Trump’s new order was sent to Homeland Security Secretary Kirstjen Nielsen, who had previously defended her department’s practice of separating families. Her views were condemned by the public, and this week, a video surfaced online of a group of protestors who shamed her as she tried to dine at a fancy Mexican restaurant.



Under Trump’s new executive orders, parents will still face criminal charges for crossing the border illegally, but they will no longer be separated from their children.

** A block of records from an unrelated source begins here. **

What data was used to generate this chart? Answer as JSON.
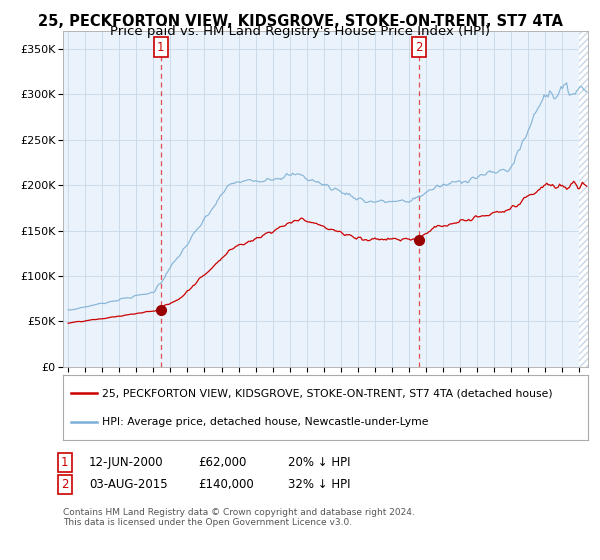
{
  "title1": "25, PECKFORTON VIEW, KIDSGROVE, STOKE-ON-TRENT, ST7 4TA",
  "title2": "Price paid vs. HM Land Registry's House Price Index (HPI)",
  "ylabel_ticks": [
    "£0",
    "£50K",
    "£100K",
    "£150K",
    "£200K",
    "£250K",
    "£300K",
    "£350K"
  ],
  "ytick_vals": [
    0,
    50000,
    100000,
    150000,
    200000,
    250000,
    300000,
    350000
  ],
  "ylim": [
    0,
    370000
  ],
  "xlim_start": 1994.7,
  "xlim_end": 2025.5,
  "purchase1_date": 2000.44,
  "purchase1_price": 62000,
  "purchase1_label": "1",
  "purchase2_date": 2015.58,
  "purchase2_price": 140000,
  "purchase2_label": "2",
  "legend_line1": "25, PECKFORTON VIEW, KIDSGROVE, STOKE-ON-TRENT, ST7 4TA (detached house)",
  "legend_line2": "HPI: Average price, detached house, Newcastle-under-Lyme",
  "footer1": "Contains HM Land Registry data © Crown copyright and database right 2024.",
  "footer2": "This data is licensed under the Open Government Licence v3.0.",
  "plot_bg": "#eaf2fb",
  "red_color": "#cc0000",
  "blue_color": "#7bafd4",
  "marker_color": "#990000",
  "grid_color": "#c8d8e8",
  "title_fontsize": 10.5,
  "subtitle_fontsize": 9.5,
  "hatch_color": "#c8d8e8"
}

The order said that DHS will be provided with facilities to take care of the families, and if not enough housing is available, the government will build it.

NBC News said that the cost of keeping families apart was actually higher than allowing them to be together.

“The cost of holding migrant children who have been separated from their parents in newly created “tent cities” is $775 per person per night, according to an official at the Department of Health and Human Services — far higher than the cost of keeping children with their parents in detention centers or holding them in more permanent buildings,” NBC News said.

Lawmakers who visited the captured migrants said that some were sent to “tender age” shelters in Texas. At these shelters, babies and young kids who were separated from their parents were constantly crying and acting out. The shelters appeared to be clean and had play equipment, but mental health experts said that it was the act of separation that was damaging, not their environment.

The controversial zero-tolerance immigration policy was announced by Sessions in April, and it was reportedly the idea of White House advisor Stephen Miller. Since its inception, over 2,000 immigrant children were ripped away from their parents.